“Icons of The Sixites” opens today at Galerie Thaddaeus Ropac’s Paris Pantin location. The show presents work by the late actor and artist Dennis Hopper, featuring a selection of 35 hand-signed vintage photographs, personal objects, sculptures, and a film by the man known as the “Icon of New Hollywood.”
After being associated with Andy Warhol in New York in the early 60s and later with notable actors in Los Angeles, his work began to reflect that revolutionary time.
Photos of actors Paul Newman and Jane Fonda, musicians Ike and Tina Turner, and artists Jasper Johns and Roy Lichtenstein, prove Hopper’s inclusion in both the art and Hollywood worlds. In addition to photographs, a collection of personal memorabilia, including passports, flight tickets, faxes, letters, and postcards, further explore the various aspects of Hopper’s life.
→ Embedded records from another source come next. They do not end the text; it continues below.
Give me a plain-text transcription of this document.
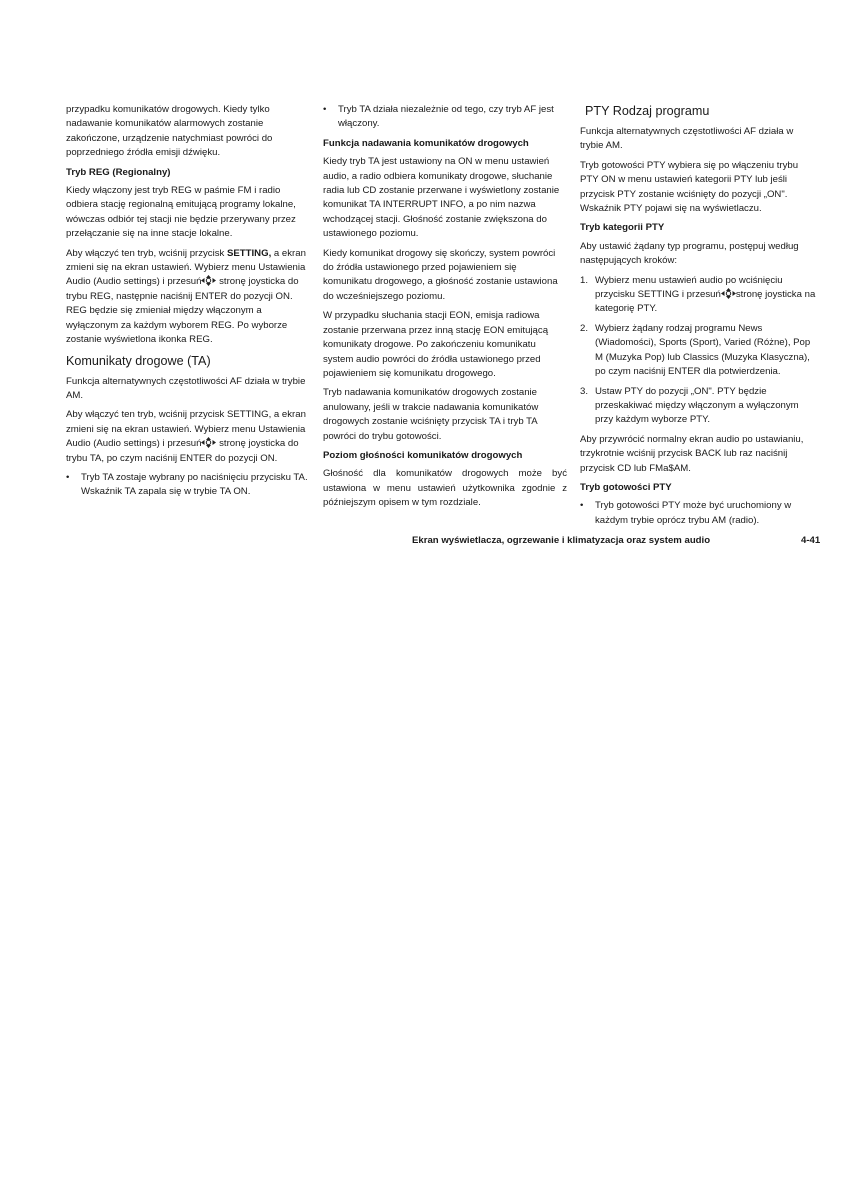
przypadku komunikatów drogowych. Kiedy tylko nadawanie komunikatów alarmowych zostanie zakończone, urządzenie natychmiast powróci do poprzedniego źródła emisji dźwięku.

Tryb REG (Regionalny)

Kiedy włączony jest tryb REG w paśmie FM i radio odbiera stację regionalną emitującą programy lokalne, wówczas odbiór tej stacji nie będzie przerywany przez przełączanie się na inne stacje lokalne.

Aby włączyć ten tryb, wciśnij przycisk SETTING, a ekran zmieni się na ekran ustawień. Wybierz menu Ustawienia Audio (Audio settings) i przesuń stronę joysticka do trybu REG, następnie naciśnij ENTER do pozycji ON. REG będzie się zmieniał między włączonym a wyłączonym za każdym wyborem REG. Po wyborze zostanie wyświetlona ikonka REG.

Komunikaty drogowe (TA)

Funkcja alternatywnych częstotliwości AF działa w trybie AM.

Aby włączyć ten tryb, wciśnij przycisk SETTING, a ekran zmieni się na ekran ustawień. Wybierz menu Ustawienia Audio (Audio settings) i przesuń stronę joysticka do trybu TA, po czym naciśnij ENTER do pozycji ON.

• Tryb TA zostaje wybrany po naciśnięciu przycisku TA. Wskaźnik TA zapala się w trybie TA ON.
• Tryb TA działa niezależnie od tego, czy tryb AF jest włączony.
Funkcja nadawania komunikatów drogowych

Kiedy tryb TA jest ustawiony na ON w menu ustawień audio, a radio odbiera komunikaty drogowe, słuchanie radia lub CD zostanie przerwane i wyświetlony zostanie komunikat TA INTERRUPT INFO, a po nim nazwa wchodzącej stacji. Głośność zostanie zwiększona do ustawionego poziomu.

Kiedy komunikat drogowy się skończy, system powróci do źródła ustawionego przed pojawieniem się komunikatu drogowego, a głośność zostanie ustawiona do wcześniejszego poziomu.

W przypadku słuchania stacji EON, emisja radiowa zostanie przerwana przez inną stację EON emitującą komunikaty drogowe. Po zakończeniu komunikatu system audio powróci do źródła ustawionego przed pojawieniem się komunikatu drogowego.

Tryb nadawania komunikatów drogowych zostanie anulowany, jeśli w trakcie nadawania komunikatów drogowych zostanie wciśnięty przycisk TA i tryb TA powróci do trybu gotowości.

Poziom głośności komunikatów drogowych

Głośność dla komunikatów drogowych może być ustawiona w menu ustawień użytkownika zgodnie z późniejszym opisem w tym rozdziale.

PTY Rodzaj programu

Funkcja alternatywnych częstotliwości AF działa w trybie AM.

Tryb gotowości PTY wybiera się po włączeniu trybu PTY ON w menu ustawień kategorii PTY lub jeśli przycisk PTY zostanie wciśnięty do pozycji „ON". Wskaźnik PTY pojawi się na wyświetlaczu.

Tryb kategorii PTY

Aby ustawić żądany typ programu, postępuj według następujących kroków:

1. Wybierz menu ustawień audio po wciśnięciu przycisku SETTING i przesuń stronę joysticka na kategorię PTY.
2. Wybierz żądany rodzaj programu News (Wiadomości), Sports (Sport), Varied (Różne), Pop M (Muzyka Pop) lub Classics (Muzyka Klasyczna), po czym naciśnij ENTER dla potwierdzenia.
3. Ustaw PTY do pozycji „ON". PTY będzie przeskakiwać między włączonym a wyłączonym przy każdym wyborze PTY.

Aby przywrócić normalny ekran audio po ustawianiu, trzykrotnie wciśnij przycisk BACK lub raz naciśnij przycisk CD lub FMa$AM.

Tryb gotowości PTY
• Tryb gotowości PTY może być uruchomiony w każdym trybie oprócz trybu AM (radio).
Ekran wyświetlacza, ogrzewanie i klimatyzacja oraz system audio	4-41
Going along with the sixties time period that heightened Hopper’s career, the exhibition also displays the sculpture Bomb Drop (1967) a large-scale replica of a WWII bomb drop switch, erected during the Vietnam War. This was the last piece Hopper completed before going on a lengthy artistic hiatus. Bomb Drop works in contrast with the installation Life After on Canvas (1997), a triptych of two digitized video stills on canvas of a performance in 1983, after he went back to his studio practice.
“Icons of The Sixties” is on view through January 9, 2016.